The breath is a powerful vehicle that brings us from our outer world into our inner world. Through the consistent practice of breathing exercises and pranayama we are using our faculty of pratyahara by binding our attention to our breath. Assuming we have become sufficiently competent in the elementary practices of pratyahara from proficient asana practice, we can now practice binding our senses to the finer aspects of our breath and subtle bodies. By focusing on evening the force and length of the breath, counting the length and number of our inhalations and exhalations, using proper yogic breathing cycles and breath waves, and becoming aware of our breath and prana moving through our subtle body, we are practicing an intermediate level of pratyahara.

 The practice of Bhramari pranayama (humming bee breath) as outlined in the Hatha Yoga Pradipika can also be considered a direct practice of sense withdrawal. During the practice we use the fingers and hands to pull in and close our senses to the outside world. The fingers cover the eyes and close the ears to external awareness. By humming like a bumble bee we are aware only of the buzzing sound, bringing the agitated mind to a tranquil state and bringing the senses from the external to the internal.

A yogic meditation practice for pratyahara, though outside of the traditional ashtanga system, is yoga nidra meditation. Yoga nidra, meaning psychic sleep, is a practice that uses body awareness to withdraw from the external world and enter into the subconscious and unconscious realms of the psyche. Instructions are given during this guided meditation to bind the senses to various things such as sounds and points on the body. Through the process of binding the senses they are  automatically withdrawn, allowing the practitioner to completely relax and access the deepest parts of the internal world. Yoga Nidra meditation is a powerful practice that effectively trains and strengthens our capacity for pratyahara.

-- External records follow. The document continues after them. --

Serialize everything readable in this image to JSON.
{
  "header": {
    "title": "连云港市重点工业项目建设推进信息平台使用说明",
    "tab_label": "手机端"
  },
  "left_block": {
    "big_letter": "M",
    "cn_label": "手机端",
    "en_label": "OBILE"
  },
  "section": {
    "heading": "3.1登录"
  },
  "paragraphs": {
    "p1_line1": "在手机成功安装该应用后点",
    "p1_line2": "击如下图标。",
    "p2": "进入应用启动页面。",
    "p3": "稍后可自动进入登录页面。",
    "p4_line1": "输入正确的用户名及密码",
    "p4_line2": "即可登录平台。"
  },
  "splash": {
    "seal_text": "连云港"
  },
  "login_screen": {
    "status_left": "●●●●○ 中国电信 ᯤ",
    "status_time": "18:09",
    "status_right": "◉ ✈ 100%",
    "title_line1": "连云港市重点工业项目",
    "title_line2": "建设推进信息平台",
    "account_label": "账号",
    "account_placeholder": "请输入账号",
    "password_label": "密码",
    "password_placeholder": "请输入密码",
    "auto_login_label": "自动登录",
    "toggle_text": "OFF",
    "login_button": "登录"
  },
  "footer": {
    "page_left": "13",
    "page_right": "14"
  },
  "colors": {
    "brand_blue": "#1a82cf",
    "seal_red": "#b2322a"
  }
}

 As pratyahara is the gateway from the outer to the inner limbs, and dharana (concentration) and dhyana (meditation) are the limbs that subsequently follow pratyahara, it is to be assumed at this point that as a yoga practitioner our capacity for withdrawing the senses is sufficiently developed as these practices are more advanced. Again, as with asana and pranayama practice, there are also systemised techniques in ashtanga system for the practice of meditation. Though many understand the practice of meditation to be simply sitting still and watching the breath, that method functions more as a practice in relaxation and self awareness rather than a meditation practice. While it is a good preparatory exercise for meditation and will fine tune the capacity for pratyahara, we are unlikely to get very far by just watching the breath. As we have learned to control our breath and have become more familiar with our energy body and our flow of prana, we can use pratyahara practice during meditation to begin to train the mind to bind. By removing our senses inwards, listening to our breath and feeling the sensation of prana  moving through the subtle body, we can begin to focus our attention on our shoshumna (central energy channel) and chakras (central energy centres). This is the beginning of learning to bind and suspend the mind, which is the beginning of yogic meditation.

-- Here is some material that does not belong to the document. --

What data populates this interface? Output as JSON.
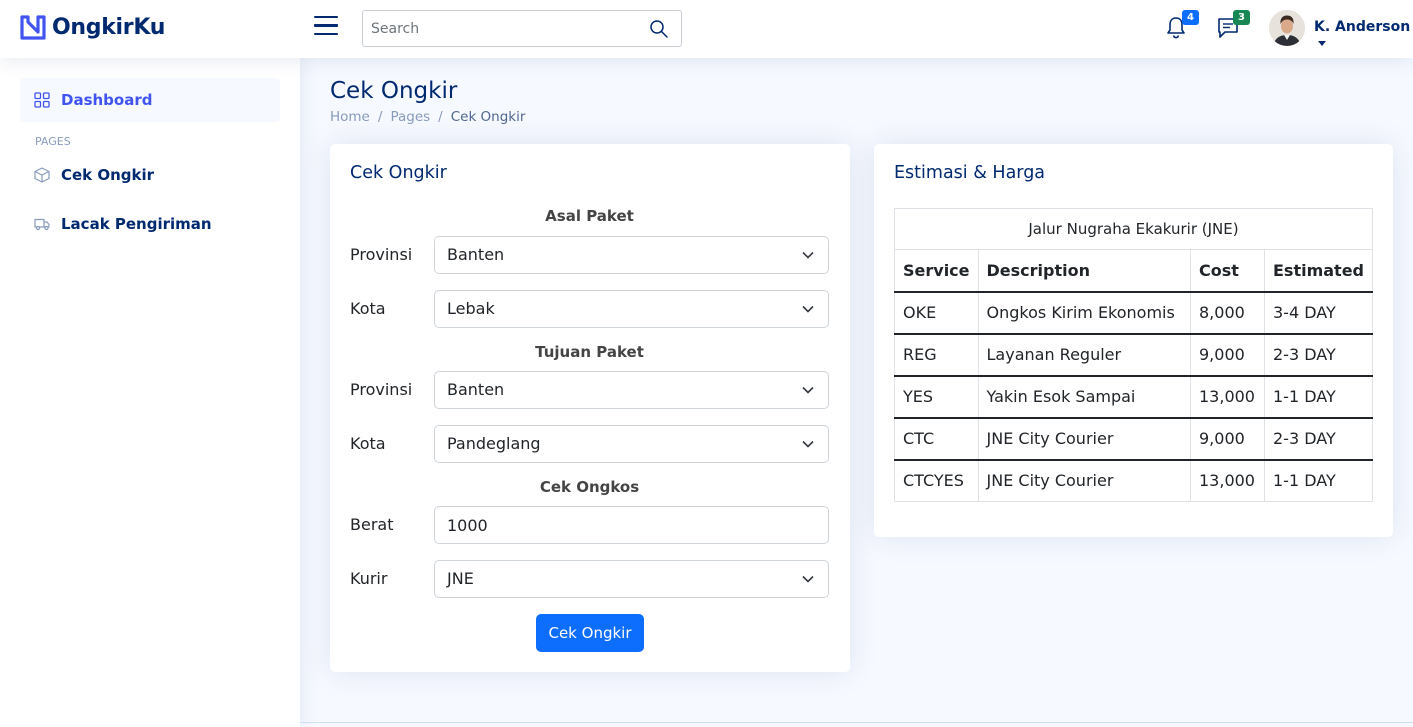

The sixth and seventh limbs are when the ability to bind the senses transmutes into the ability to bind the mind. Once all the activity of the mind is bound during meditation, the mental fluctuations suspend, and the eighth limb samadhi (of which there are eight sub-limbs), or absorption, can be experienced and practiced. This is how the mastery of pratyahara will ultimately lead us from the outer limbs to the higher practices of yoga and internal exaltation. As is written in the Maitri Upanishad: “if the fuel of the senses is withheld, the mind is reabsorbed into the heart.” When the senses are withdrawn through the practice of pratyahara, the inner limbs of yoga begin to blossom and a whole other universe is placed at our fingertips.